O'Brien's debut poetry collection entitled War Reporter was published in 2013 by Hanging Loose Press in Brooklyn and CB Editions in London, edited by Charles Boyle. War Reporter received the 2013 Fenton Aldeburgh First Collection Prize, and was shortlisted for the 2013 Forward Prize for Best First Collection. O'Brien's second collection of poetry, Scarsdale, was published in 2014 by CB Editions in London and in 2015 by Measure Press in the US. O'Brien was writer-in-residence at the James Merrill House in Stonington, Connecticut. New Life, O'Brien's third poetry collection, was published in 2016 by CB Editions in London and in 2017 by Hanging Loose Press in the US. Barbara Berman writes of New Life in The Rumpus that "an original voice speaks, on a plane with earlier masters." In 2014 O'Brien was the recipient of the Troubadour International Poetry Prize.

Patrick McGuiness writes in The Guardian that War Reporter is "a masterpiece of truthfulness and feeling, and a completely sui generis addition not just to writing about war but to contemporary poetry." War Reporter was a staff pick for best books of 2013 at Slate.com, where William J. Dobson hails it as an "incredible achievement.
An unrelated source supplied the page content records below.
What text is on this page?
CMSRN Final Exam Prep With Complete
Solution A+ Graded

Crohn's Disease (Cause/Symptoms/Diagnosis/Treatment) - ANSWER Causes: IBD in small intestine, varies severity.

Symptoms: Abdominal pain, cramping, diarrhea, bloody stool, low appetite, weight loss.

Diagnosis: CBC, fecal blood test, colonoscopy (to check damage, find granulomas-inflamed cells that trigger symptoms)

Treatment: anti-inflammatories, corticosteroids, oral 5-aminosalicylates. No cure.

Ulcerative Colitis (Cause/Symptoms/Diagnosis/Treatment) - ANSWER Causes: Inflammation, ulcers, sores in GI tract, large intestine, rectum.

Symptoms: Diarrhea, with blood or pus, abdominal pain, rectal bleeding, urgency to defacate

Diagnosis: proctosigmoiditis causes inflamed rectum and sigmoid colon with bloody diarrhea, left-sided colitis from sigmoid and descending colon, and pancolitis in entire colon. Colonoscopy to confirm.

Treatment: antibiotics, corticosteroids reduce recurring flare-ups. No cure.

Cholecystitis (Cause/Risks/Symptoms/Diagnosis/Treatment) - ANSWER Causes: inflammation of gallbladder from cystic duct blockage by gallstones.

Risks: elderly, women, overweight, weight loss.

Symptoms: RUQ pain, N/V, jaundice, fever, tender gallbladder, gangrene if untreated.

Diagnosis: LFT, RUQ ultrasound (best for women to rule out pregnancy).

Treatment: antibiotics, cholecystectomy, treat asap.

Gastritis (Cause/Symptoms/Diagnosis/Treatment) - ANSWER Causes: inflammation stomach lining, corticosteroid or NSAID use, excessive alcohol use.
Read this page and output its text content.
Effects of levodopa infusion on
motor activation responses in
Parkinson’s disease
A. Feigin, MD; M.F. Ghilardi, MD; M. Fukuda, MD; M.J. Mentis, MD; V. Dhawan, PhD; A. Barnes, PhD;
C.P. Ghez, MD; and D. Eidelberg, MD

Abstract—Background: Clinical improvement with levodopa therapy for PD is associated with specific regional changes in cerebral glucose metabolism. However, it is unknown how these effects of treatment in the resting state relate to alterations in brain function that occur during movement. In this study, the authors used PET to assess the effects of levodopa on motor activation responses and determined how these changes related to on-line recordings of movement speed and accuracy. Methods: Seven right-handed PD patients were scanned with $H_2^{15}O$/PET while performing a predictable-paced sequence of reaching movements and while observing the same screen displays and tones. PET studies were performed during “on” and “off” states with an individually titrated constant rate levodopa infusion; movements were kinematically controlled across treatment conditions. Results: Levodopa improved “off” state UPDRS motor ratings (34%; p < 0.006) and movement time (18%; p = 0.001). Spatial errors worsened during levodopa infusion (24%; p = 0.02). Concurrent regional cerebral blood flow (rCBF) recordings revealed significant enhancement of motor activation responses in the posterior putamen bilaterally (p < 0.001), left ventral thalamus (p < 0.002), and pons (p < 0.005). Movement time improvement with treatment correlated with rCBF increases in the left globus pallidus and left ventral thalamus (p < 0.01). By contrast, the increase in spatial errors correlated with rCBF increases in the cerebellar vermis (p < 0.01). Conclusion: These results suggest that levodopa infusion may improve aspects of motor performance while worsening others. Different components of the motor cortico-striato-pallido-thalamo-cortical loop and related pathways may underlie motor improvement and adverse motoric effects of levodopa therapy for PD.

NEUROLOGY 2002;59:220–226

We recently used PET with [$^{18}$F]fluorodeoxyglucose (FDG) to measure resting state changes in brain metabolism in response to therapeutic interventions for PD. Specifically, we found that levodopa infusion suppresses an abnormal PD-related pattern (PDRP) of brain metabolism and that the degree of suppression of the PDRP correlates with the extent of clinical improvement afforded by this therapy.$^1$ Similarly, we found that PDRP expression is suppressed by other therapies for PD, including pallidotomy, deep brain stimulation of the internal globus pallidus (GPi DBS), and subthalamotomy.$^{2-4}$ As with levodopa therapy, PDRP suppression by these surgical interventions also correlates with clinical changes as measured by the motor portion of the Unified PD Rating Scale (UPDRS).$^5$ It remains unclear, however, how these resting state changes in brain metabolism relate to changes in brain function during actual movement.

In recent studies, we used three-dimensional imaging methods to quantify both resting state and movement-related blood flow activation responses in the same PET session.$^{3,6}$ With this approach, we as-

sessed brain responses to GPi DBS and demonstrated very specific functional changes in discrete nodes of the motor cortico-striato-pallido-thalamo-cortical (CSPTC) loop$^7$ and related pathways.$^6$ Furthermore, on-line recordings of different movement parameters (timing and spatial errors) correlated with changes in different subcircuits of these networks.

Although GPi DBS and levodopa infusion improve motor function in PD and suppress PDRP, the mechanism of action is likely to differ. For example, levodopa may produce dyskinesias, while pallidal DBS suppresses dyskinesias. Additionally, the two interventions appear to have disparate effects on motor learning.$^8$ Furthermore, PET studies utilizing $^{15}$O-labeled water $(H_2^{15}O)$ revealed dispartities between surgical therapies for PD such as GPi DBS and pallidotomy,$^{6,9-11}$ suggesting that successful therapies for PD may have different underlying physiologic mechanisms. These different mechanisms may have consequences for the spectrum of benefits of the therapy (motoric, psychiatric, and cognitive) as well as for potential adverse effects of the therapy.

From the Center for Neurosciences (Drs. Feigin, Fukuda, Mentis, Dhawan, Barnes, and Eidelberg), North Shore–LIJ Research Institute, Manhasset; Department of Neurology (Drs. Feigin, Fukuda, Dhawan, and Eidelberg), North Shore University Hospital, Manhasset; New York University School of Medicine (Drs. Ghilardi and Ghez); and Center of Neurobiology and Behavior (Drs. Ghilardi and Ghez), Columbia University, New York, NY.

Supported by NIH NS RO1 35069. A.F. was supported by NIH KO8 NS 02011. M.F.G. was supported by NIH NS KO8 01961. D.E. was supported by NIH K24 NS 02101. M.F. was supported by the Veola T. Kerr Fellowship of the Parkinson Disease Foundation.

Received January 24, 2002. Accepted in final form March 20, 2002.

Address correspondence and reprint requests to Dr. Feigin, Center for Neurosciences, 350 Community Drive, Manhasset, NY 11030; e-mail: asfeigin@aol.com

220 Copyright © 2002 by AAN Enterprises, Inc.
Anyone who cares about how we go to war—and how we return—must read it."

O'Brien was a 2015-16 Guggenheim Fellow.

O'Brien wrote the libretti for two one-act operas by composer Jonathan Berger. Theotokia and The War Reporter, titled jointly as Visitations, was commissioned by Stanford Live, the National Endowment for the Arts, and the Mellon Foundation, and premiered at the Bing Concert Hall at Stanford University in April 2013, directed by Rinde Eckert and performed by New York Polyphony and Mellissa Hughes. This production of Visitations received a New York City premiere at the 2014 Prototype Festival.

O'Brien's plays and poetry and prose have appeared internationally in newspapers, magazines, and literary journals including the New York Times, Washington Post, Esquire, Paris Review, Times Literary Supplement, The American Scholar, Los Angeles Review of Books, Literary Hub, American Theatre Magazine, The Southern Review, Sewanee Review, New England Review, Hopkins Review, Sunday Times, Yale Review, Southwest Review, Missouri Review, 32 poems, Poetry Review, Poetry Ireland Review, The White Review, ZYZZYVA, Malahat Review, StoryQuarterly, Alaska Quarterly Review, Greensboro Review, and many others.

==Personal life==
Originally from Scarsdale, New York, O'Brien currently lives in Los Angeles with his wife, actress, writer, comedian, and producer Jessica St. Clair. Their daughter, Isobel Kelly O'Brien, was born on October 1, 2013. He is a summa cum laude graduate of Middlebury College, and received a master's degree in Creative Writing from Brown University, graduating with high honors.